This book guides its audience--which can range from novice users to experts-- though a 55-chapter tour of Google Earth Engine. A sequenced and diverse set of lab materials, this is the product of more than a year of effort from more than a hundred individuals, collecting new exercises from professors, undergraduates, master's students, PhD students, postdocs, and independent consultants.
Cloud Based Remote Sensing with Google Earth Engine is broadly organized into two halves. The first half, Fundamentals, is a set of 31 labs designed to take the reader from being a complete Earth Engine novice to being a quite advanced user. The second half, Applications, presents a tour of the world of Earth Engine across 24 chapters, showing how it is used in a very wide variety of settings that rely on remote-sensing data This is an open access book.
About the Author: Jeffrey Cardille An Associate Professor at McGill University, Jeff is trained in landscape ecology, computer science, and remote sensing / GIS. A very early adopter of Earth Engine, his research focuses on ingesting multiple data sources to improve land-cover classifications, by smoothing inconsistencies through time and accumulating evidence of land cover change and stability. Through the years, one of the challenges in training new graduates and undergraduates has been finding training materials that both teach fundamentals and present interesting applications of using satellites for cutting-edge environmental science. Jeff hopes that this effort will appeal to individuals working on their own to understand this powerful technology. He has a Bachelor's Degree in Applied Mathematics and Computer Science from Carnegie-Mellon University, a Master of Science in Operations Research from the Georgia Institute of Technology, and a PhD in Environmental Monitoring from the University of Wisconsin-Madison.

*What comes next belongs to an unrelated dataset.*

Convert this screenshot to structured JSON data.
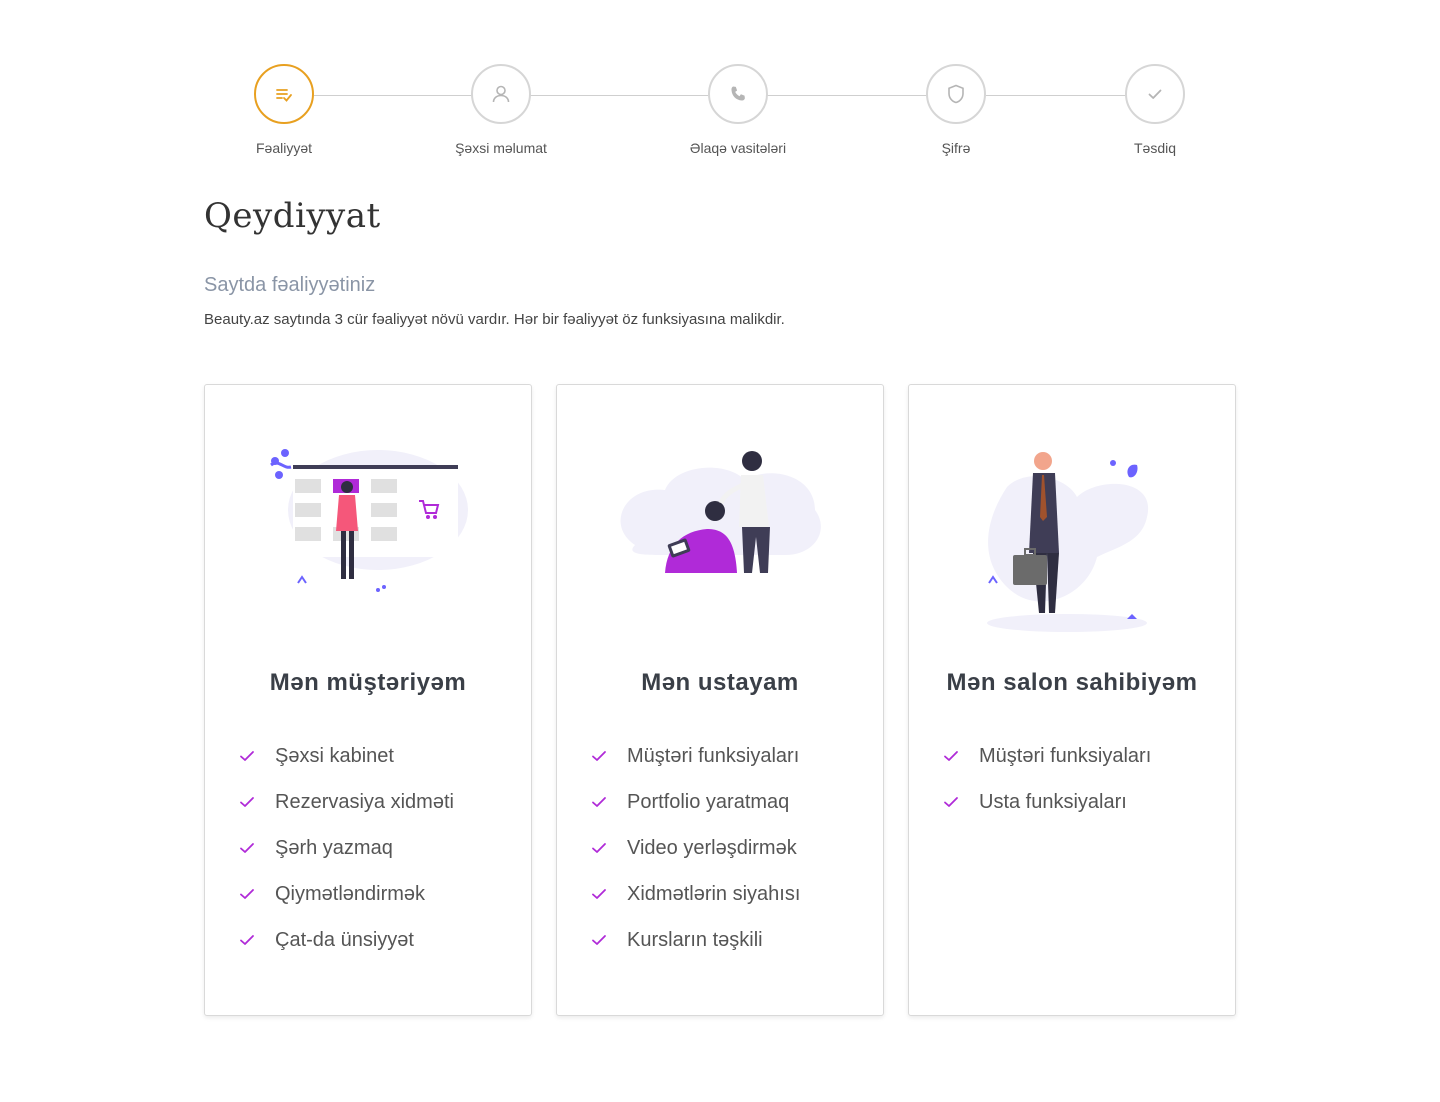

Nick Clinton Nick is on the Earth Engine developer relations team. He received a bachelors, masters and PhD from the Department of Environmental Science, Policy and Management at UC Berkeley. From 2008-2011, Nick worked in the Airborne Sensor Facility of NASA Ames Research Center, producing science quality calibrated imagery and supporting sensor maintenance for thermal, multispectral and hyperspectral imagers. From 2012-2015, he was on the faculty of the Center for Earth System Science at Tsinghua University, in Beijing, China. He joined Google in 2015.
Morgan A. Crowley Morgan is a Forest Fire Research Scientist with NRCan at the Great Lakes Forestry Centre - Canadian Forest Service and the Tier 2 scientific lead of the WildFireSat mission that will be launched in 2028. She recently completed her Ph.D. at McGill University, where her research explored novel applications of fire monitoring using Google Earth Engine and multi-sensor satellite data fusion. Morgan has been recognized for her research and outreach using Google Earth Engine, including as a 2022-2023 Google Developer Expert, a Geospatial Rising Star by Geospatial World Media, and a leader in ML4EO by Radiant Earth Foundation. She is also the co-director of the Ladies of Landsat organization, which works to increase support for underrepresented scientists in the field of remote sensing.
David Saah A Professor at the University of San Francisco, David is an environmental scientist with expertise in a number of areas including: landscape ecology, ecosystem ecology, hydrology, geomorphology, ecosystem modeling, natural hazard modeling, remote sensing, geographic information systems (GIS) and geospatial analysis. His academic research uses integrated geospatial science for multi-scale mapping, monitoring and modeling of environmental spatial heterogeneity, particularly in riparian, savanna, and forest ecosystems. Dr. Saah's long-running work with the NASA SERVIR project has focused on outreach to developing nations, working to build knowledge infrastructure to solve pressing environmental problems.